Overview

Background

PINES (Progressive Inference Networked Episodic Service) is a natural language processing (NLP) package aimed at detecting clinical events in the electronic health record (EHR). This software suite incorporates specialized functions and a dedicated application programming interface (API) designed to facilitate its use as a service integrated with a CEDARS instance, even though it can be used as a standalone tool as well. PINES exists as an open-source Python package under GPL-3 license. The latest package and prior versions can be cloned from GitHub. Full documentation is available here. Please see the Terms of Use before using this software. PINES is provided as-is with no guarantee whatsoever and users agree to be held responsible for compliance with their local government/institutional regulations.

General Requirements

Local installation

  • Python 3.9 or later
  • poetry

Docker installation

  • Docker

Installation

Local

To install the package locally, run the following commands:

git clone https://github.com/CEDARS-NLP/PINES.git
cd PINES
poetry install # this will install all required packages
poetry run python pines.py # this will run the package

Docker

git clone https://github.com/CEDARS-NLP/PINES.git
docker build -t pines-api .
docker run -dp 127.0.0.1:8036:8036 pines-api

Basic Concepts

Input: Clinical Note

Output: Label, Score

We fine tuned the clinical-longformer1 model on our dataset. The clinical-longformer, starting with Longformer checkpoint, was further pre-trained on MIMIC-III dataset. After finetuning, the model is then used to predict the presence of a label in a new clinical note. The model outputs a score which is a measure of the confidence of the model in the prediction.

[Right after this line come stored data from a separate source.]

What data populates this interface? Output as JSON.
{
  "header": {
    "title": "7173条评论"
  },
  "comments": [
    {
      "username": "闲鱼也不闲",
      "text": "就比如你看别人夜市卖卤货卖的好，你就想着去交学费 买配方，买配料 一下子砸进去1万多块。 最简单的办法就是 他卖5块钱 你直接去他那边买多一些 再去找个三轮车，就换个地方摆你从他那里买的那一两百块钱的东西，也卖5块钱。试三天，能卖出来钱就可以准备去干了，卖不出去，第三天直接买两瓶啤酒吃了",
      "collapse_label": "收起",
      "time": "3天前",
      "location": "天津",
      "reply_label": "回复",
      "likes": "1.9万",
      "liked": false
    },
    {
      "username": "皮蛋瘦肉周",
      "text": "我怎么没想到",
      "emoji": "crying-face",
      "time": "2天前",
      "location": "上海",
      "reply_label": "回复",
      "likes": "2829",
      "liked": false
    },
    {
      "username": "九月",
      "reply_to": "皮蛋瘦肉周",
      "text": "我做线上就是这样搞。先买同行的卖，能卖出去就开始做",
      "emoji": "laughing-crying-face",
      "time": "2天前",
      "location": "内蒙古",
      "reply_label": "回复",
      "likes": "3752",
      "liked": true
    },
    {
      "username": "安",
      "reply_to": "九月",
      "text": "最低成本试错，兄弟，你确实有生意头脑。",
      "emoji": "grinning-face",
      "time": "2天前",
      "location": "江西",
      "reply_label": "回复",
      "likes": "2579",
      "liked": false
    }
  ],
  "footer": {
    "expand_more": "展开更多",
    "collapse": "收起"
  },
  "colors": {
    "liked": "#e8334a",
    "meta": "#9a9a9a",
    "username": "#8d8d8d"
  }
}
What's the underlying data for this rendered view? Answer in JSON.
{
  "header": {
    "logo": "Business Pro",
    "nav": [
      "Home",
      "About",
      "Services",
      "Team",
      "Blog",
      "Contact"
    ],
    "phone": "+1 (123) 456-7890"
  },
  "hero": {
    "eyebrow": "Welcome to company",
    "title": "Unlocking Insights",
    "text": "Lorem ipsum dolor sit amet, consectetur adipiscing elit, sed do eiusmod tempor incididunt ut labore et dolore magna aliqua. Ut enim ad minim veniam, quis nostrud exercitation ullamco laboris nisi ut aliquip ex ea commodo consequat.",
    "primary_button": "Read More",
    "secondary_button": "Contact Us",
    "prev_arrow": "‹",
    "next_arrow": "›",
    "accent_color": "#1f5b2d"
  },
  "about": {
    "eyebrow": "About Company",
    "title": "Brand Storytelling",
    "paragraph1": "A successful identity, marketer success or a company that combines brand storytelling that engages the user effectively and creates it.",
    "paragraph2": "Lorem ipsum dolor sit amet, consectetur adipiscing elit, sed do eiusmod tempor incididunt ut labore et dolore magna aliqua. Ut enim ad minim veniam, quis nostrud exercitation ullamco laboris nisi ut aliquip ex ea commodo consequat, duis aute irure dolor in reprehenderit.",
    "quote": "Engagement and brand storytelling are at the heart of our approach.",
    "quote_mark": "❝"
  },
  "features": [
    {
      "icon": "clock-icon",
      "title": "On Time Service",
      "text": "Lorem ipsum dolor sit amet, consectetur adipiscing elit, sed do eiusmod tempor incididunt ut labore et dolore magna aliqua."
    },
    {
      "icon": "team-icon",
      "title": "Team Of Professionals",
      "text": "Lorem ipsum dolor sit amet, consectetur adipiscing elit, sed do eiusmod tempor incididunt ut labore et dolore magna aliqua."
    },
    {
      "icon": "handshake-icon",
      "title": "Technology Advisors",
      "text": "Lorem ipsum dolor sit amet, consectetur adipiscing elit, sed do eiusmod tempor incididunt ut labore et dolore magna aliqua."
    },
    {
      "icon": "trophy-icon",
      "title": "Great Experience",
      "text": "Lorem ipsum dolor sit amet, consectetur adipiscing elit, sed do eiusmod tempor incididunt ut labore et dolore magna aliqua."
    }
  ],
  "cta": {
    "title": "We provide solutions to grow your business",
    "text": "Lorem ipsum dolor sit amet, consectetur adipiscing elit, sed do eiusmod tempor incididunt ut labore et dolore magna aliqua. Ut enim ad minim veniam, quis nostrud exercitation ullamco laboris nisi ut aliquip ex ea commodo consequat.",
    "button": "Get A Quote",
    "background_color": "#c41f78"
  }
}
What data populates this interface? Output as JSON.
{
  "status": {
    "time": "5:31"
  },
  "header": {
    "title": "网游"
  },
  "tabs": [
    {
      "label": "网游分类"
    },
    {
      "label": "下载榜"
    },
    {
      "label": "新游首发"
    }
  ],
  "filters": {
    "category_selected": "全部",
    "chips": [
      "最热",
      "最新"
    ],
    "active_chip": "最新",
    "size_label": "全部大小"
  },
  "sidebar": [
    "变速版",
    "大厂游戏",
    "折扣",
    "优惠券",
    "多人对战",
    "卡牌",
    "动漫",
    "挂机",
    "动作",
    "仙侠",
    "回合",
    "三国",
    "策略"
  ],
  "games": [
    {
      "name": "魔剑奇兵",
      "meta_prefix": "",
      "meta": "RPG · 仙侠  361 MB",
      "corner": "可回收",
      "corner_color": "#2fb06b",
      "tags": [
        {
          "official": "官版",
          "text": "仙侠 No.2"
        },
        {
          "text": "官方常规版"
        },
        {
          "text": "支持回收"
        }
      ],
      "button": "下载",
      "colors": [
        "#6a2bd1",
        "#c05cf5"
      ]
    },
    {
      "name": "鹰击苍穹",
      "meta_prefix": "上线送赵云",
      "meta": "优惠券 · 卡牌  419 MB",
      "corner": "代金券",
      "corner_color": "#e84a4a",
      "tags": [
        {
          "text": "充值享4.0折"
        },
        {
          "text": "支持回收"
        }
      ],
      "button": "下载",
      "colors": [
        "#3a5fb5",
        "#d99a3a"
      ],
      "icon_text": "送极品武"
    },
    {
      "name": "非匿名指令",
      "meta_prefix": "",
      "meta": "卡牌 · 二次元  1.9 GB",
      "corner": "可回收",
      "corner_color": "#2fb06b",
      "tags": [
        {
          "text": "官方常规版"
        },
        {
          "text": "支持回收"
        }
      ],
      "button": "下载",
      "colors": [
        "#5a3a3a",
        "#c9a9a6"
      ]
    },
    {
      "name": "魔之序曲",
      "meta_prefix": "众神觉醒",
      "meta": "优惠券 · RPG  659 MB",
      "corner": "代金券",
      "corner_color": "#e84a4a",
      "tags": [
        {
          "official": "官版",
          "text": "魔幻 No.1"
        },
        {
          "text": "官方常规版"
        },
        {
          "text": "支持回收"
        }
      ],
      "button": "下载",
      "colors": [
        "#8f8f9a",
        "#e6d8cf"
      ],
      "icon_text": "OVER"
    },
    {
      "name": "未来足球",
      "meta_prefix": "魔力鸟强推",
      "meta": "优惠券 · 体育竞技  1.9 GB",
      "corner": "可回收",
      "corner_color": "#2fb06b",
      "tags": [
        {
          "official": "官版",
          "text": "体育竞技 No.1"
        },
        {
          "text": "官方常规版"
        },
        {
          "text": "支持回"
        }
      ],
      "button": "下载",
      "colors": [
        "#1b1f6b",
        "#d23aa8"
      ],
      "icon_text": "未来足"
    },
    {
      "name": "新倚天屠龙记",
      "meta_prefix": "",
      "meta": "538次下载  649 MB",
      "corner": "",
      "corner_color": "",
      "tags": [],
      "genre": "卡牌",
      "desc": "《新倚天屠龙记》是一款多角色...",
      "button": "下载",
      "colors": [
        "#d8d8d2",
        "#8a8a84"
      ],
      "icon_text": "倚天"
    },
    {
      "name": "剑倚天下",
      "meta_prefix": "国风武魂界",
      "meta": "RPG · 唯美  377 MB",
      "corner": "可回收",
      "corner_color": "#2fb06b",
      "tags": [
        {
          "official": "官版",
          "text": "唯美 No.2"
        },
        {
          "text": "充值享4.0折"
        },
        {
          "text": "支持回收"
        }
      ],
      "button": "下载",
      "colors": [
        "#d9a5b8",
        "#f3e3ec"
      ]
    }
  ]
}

Note: The trained models are not open-source and are not included in the repository. Please email the authors for access to the trained models.

Model Card

  • VTE Detection Model
Property Value
Model Name vte-longformer-4k-cedars
Model Version 1.0
Model Type Longformer
Context Length 4096
Training Data Internal MSKCC dataset
  • Metastatic Disease Detection Model
Property Value
Model Name mets-longformer-4k-pycedars
Model Version 1.0
Model Type Longformer
Model Size 4k
Training Data Internal MSKCC dataset

Operational Schema

PINES Operational Schema

PINES can be run as a standalone service or as part of a CEDARS deployment. The standalone service can be run as a Docker container or as a local installation.

In all deployments, the service can be accessed via a REST API.

Sample Code

Detection of metastatic disease in a clinical note.

Using Httpie

http POST http://localhost:8036/predict text="The patient had metastates."

Using Curl

curl -X POST "http://localhost:8036/predict" \
-H "accept: application/json" \
-H "Content-Type: application/json" \
-d "{\"text\":\"The patient had metastates.\"}"

Output

{
    "model": "mets-longformer-4k-pycedars",
    "prediction": {
        "label": "LABEL_1",
        "score": 0.9969003200531006
    }
}

Future Development

We are currently documenting the performance of PINES with a focus on hematology and oncology clinical research. Please communicate with package author Simon Mantha, MD, MPH (smantha@cedars.io) if you want to discuss new features or using this software for your clinical research application.

References


  1. Yikuan Li, Ramsey M Wehbe, Faraz S Ahmad, Hanyin Wang, and Yuan Luo. A comparative study of pretrained language models for long clinical text. Journal of the American Medical Informatics Association, 30(2):340–347, 2023.